Madame la présidente, monsieur le ministre, monsieur le président de la commission spéciale, monsieur le rapporteur général, mesdames et messieurs les rapporteurs thématiques, mes chers collègues, l’examen de ce texte est pris en tenaille entre plusieurs événements de portée historique. On nous annonçait au mois de décembre un débat à haut risque pour ce projet de loi. Nous avions d’ailleurs tous prévu de nous écharper en commission, puis en séance publique, durant ce mois de janvier. Et finalement, ce début d’année nous a plongés dans le deuil, ramenant le débat à sa juste mesure. Nous n’avons plus le coeur à nous lancer dans une bataille de civilisation sur l’ouverture des commerces cinq, sept, dix ou douze dimanches par an. La crise française n’est réductible ni à l’économie ni au social, mais la France ne pourra pas faire face à ses démons, ni aux attaques djihadistes, ni aux gouffres que ces attaques ont révélés ou à la menace, en retour, du Front national.

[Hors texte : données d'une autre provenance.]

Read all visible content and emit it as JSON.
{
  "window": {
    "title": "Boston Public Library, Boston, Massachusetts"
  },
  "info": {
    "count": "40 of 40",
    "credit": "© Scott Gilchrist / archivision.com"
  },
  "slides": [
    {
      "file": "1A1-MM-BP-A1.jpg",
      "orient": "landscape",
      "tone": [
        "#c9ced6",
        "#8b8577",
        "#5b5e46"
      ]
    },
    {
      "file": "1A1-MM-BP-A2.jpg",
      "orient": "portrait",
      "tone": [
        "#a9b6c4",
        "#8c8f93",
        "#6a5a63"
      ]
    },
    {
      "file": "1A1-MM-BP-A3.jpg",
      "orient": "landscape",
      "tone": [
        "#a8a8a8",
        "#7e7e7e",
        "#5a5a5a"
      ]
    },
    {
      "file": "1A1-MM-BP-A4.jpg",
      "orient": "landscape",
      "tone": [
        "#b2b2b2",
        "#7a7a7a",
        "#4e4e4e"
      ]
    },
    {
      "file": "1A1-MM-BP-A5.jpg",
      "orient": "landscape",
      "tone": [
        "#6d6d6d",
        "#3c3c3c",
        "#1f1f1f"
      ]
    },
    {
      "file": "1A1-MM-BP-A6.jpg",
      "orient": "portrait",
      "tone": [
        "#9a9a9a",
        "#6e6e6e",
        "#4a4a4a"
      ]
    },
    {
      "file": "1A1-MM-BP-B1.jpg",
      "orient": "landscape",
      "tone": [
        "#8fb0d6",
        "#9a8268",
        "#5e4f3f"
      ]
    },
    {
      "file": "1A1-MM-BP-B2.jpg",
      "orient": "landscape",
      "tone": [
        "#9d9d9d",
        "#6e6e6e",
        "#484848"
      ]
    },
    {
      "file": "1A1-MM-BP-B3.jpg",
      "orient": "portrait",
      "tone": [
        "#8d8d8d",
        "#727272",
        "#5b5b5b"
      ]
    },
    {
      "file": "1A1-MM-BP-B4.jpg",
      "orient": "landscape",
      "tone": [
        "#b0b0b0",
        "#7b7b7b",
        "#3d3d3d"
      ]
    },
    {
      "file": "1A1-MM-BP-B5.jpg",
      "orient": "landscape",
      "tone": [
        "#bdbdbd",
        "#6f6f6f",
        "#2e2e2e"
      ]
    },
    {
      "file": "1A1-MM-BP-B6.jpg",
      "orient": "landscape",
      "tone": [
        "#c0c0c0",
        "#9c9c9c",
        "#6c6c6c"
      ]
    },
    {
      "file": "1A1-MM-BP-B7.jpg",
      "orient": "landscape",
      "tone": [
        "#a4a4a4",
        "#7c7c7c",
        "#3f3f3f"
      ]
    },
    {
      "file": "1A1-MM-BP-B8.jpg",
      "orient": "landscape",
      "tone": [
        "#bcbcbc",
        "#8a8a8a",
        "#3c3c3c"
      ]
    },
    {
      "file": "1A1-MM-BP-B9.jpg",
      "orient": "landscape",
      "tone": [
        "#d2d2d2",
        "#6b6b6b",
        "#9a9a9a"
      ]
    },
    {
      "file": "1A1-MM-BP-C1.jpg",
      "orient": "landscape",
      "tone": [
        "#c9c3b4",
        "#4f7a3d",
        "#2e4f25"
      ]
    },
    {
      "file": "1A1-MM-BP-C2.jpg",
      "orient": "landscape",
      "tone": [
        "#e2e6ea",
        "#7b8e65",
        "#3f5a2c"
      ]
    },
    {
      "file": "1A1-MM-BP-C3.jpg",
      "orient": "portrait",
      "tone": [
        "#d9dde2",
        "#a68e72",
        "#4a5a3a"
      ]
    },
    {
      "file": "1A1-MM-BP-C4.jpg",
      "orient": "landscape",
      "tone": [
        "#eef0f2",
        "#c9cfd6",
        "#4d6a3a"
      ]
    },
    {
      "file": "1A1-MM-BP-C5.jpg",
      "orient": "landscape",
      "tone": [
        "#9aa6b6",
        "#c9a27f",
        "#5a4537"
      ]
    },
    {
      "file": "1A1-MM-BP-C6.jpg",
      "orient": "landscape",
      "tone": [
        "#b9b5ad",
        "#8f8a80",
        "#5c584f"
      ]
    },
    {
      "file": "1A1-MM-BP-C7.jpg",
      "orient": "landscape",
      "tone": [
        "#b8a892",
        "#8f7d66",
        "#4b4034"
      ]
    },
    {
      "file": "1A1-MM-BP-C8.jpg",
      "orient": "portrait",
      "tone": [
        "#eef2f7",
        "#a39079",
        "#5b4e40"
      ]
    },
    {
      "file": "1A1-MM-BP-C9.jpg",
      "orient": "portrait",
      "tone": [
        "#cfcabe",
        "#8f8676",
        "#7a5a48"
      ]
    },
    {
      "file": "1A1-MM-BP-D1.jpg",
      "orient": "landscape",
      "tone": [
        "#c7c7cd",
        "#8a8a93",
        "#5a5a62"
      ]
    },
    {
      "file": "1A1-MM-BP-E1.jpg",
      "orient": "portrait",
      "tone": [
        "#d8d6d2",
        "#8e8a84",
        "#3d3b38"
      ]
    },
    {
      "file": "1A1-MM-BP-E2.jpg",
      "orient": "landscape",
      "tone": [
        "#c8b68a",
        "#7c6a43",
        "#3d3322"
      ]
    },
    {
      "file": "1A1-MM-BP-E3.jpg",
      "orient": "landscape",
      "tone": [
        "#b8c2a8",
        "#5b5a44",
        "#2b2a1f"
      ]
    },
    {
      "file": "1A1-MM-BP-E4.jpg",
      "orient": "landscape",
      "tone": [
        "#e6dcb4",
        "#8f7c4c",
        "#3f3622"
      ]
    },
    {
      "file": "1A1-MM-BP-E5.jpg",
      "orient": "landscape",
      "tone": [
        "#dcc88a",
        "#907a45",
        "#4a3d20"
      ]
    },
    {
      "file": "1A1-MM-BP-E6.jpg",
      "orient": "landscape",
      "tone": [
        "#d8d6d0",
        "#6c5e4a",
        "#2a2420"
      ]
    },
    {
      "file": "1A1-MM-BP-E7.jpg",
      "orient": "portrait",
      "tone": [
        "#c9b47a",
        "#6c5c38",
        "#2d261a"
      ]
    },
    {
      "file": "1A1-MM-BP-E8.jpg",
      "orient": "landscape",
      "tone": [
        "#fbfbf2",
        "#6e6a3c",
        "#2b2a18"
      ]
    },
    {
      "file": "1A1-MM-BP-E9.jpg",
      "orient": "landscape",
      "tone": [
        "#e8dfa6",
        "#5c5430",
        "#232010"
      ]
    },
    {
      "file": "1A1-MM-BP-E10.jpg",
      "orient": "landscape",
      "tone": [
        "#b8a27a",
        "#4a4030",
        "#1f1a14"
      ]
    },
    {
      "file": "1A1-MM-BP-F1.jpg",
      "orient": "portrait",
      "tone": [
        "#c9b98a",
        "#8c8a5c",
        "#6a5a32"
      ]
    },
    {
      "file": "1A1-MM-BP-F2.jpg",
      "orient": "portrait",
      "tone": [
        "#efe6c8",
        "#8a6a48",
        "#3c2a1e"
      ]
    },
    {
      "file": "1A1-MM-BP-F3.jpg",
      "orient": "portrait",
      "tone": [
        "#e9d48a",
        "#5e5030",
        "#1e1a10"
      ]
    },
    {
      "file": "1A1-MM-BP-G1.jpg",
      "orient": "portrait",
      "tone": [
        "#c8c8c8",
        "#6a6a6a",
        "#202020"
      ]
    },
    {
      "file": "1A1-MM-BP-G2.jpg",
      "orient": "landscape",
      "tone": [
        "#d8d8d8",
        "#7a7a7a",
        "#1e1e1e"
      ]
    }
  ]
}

Elle n’en aura pas les moyens. Il ne faut pas croire que les sujets sont dissociés, que ce ne sont que des dossiers. La France, comme société et comme nation, est un tout.
Et puis, hier, un espoir a surgi en Grèce, avec la mise en échec, dans les urnes, de la pire des politiques d’austérité, accompagnée de son lot de réformes structurelles bien choisies et de privatisations. Cette mise en échec par les urnes n’est que le début du chemin. Voilà pourquoi, plus que jamais, votre projet de loi apparaît décalé, monsieur le ministre – je regrette de le dire, mais il faut le constater. Il a l’âge du rapport Attali, si ce n’est celui du rapport Rueff-Armand.
Le réformisme qui anime votre projet de loi, ce réformisme que vous tentez de rendre transitif en l’appliquant à des objets divers et variés, c’est malheureusement tout ce qui reste quand on a tout oublié.
Ce réformisme, c’est ce qui reste quand on considère qu’il n’y a plus de politique budgétaire, ou plutôt qu’il n’y a qu’une politique budgétaire possible, celle gravée dans le marbre du Traité européen sur la stabilité, la coordination et la gouvernance, le TSCG, ratifié en rase campagne par le Président de la République malgré l’engagement de renégociation qui avait été pris.
Cette politique budgétaire, c’est celle élaborée dans les couloirs de Bercy, de Bruxelles et de Berlin. Oui, le réformisme, c’est ce qui reste quand on a tout oublié, et, entre autres, qu’il est possible de mener une politique monétaire active, qui ne se contente pas de jouer les pompiers, comme le fait Mario Draghi, obligé de négocier fermement avec les incendiaires allemands des mesures visant à lutter contre la déflation.
Le projet que vous nous présentez aujourd’hui, monsieur le ministre, au nom du Gouvernement, relève de ce monde ancien, ce monde d’avant-hier dans lequel la politique budgétaire est étouffée et la politique monétaire confiée à une instance fédérale. Votre projet est donc un peu décalé.
Si j’effectue ce détour européen, c’est pour évoquer un autre chemin qui mérite d’être esquissé. Il s’avère utile, car votre projet de loi est révélateur de l’action psychologique conduite par le Gouvernement, que l’on peut comprendre.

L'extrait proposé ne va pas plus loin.